The bike wasn’t the only thing the developers couldn’t accommodate. The team originally wanted to add another level called “Perimeter” between the Jungle and Control missions, but the level never made it past the earliest lockdown stages. Another level cut from the game was a casino mission to match the movie – in fact the game’s ROM still contains money, a casino token and a gold bar. In the end, Botwood later said, “It would have been so much work to do a good casino background that we decided against it.”
In the Streets level, the team originally wanted the player to chase the evil General Ourumov through the streets of St. Petersburg, just like in the movie, and they even modeled Bond’s BMW roadster and Ourumov’s ZIL car from the movie. But after this proved impossible, they agreed to let Bond pilot a tank through streets full of mines, patrolled by guards with grenades and grenade launchers. During our interview, Doak showed me a hand-drawn road map from the development period. “My god, this is an absolute embarrassment because it’s just a ridiculous concoction,” chuckled Doak. “In the movie, it’s an amazing scene full of stunts. But then we got the idea that the tank could crush people, and that’s funny. We used to joke about the tank – it’s like Bond turned into a giant car” because the first person perspective doesn’t change at all when you use the tank.
The most famous of Gold eye’s scrapped design elements remain visible to players. The Dam mission harbors one of the game’s most alluring mysteries – a distant island visible through the sniper rifle’s scope, impossible to reach but so seemingly intentional that it has made a generation of gamers ponder. Botwood and [programmer Mark] Edmonds said they originally planned to add a boat that would allow you to get to the island to complete a mission objective.
“If I did it today I would probably have a check for an open water outlet pipe that blocked Bonds [bungee] Jump there, so you’d have to go there to turn off the water,” Botwood later speculated. “I think the original plan was to have a building over there to examine, with armor as a reward.
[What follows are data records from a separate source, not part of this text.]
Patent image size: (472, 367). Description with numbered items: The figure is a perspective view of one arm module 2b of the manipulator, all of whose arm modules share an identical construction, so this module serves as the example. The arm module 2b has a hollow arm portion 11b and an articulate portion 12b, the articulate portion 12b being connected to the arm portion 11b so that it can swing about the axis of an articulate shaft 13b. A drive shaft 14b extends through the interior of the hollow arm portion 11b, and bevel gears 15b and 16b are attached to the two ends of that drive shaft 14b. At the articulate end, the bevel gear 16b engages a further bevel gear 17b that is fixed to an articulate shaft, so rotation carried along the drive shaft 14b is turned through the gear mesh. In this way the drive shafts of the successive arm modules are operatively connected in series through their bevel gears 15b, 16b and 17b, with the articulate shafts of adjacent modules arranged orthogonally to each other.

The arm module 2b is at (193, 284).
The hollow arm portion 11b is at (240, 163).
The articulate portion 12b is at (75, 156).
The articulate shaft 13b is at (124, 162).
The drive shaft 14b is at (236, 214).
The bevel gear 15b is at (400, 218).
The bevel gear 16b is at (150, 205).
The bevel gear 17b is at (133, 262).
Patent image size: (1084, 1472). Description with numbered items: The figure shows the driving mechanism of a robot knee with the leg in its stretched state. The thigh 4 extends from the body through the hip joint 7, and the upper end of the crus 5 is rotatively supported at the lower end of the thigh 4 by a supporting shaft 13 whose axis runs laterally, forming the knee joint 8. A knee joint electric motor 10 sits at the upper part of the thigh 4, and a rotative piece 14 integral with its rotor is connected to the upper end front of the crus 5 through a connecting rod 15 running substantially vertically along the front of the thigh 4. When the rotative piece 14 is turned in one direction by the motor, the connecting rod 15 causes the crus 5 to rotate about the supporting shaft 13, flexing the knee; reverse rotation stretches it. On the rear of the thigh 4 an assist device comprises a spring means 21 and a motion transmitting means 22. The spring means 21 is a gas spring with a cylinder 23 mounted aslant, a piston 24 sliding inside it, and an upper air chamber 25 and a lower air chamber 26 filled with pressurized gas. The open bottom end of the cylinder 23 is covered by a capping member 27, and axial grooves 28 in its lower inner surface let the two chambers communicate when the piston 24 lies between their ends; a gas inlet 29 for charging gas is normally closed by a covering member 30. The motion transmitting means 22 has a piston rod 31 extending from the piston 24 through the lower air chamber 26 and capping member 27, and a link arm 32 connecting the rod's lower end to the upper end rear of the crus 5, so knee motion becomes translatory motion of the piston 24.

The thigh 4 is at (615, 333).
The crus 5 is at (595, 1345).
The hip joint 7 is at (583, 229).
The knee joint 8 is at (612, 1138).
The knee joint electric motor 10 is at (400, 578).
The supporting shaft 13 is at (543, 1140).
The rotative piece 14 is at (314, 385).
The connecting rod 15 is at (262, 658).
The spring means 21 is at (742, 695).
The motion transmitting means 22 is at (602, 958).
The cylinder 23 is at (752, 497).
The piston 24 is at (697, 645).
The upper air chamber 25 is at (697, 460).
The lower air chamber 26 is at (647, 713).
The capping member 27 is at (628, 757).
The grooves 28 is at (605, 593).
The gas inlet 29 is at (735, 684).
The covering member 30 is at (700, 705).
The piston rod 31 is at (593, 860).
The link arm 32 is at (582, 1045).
That would have meant a boat ride had to be programmed in, and some of the scenery had gaps when viewed from the island, so it was too much work.” Late in development, taking something like the island out was much more difficult than just leaving them in [scenic art director] Karl Hilton told me.
In retrospect, Botwood thinks the island was a mistake. “I should never have put it there,” he told me. “It’s a visual nuisance.” But messy things like the island add to that Gold eye‘s Mythology – they breathe life into the world and give players something to theorize about and are some of the finest examples of the game’s handcrafted quality.
For Harper Jay MacIntyre, Double Fine’s content and community manager, the dam signifies the sort of implied promise of 3D spaces in the late ’90s. “Shifting from 2D to 3D, the worlds [felt] so much bigger,” MacIntyre told me. “Gold eye The levels are pretty short, but it’s easy to get lost when you’re playing them for the first time, especially back then, and it’s really exhilarating to think that there are secrets waiting for you.” Even—or maybe especially—when you’re finding them can never reach.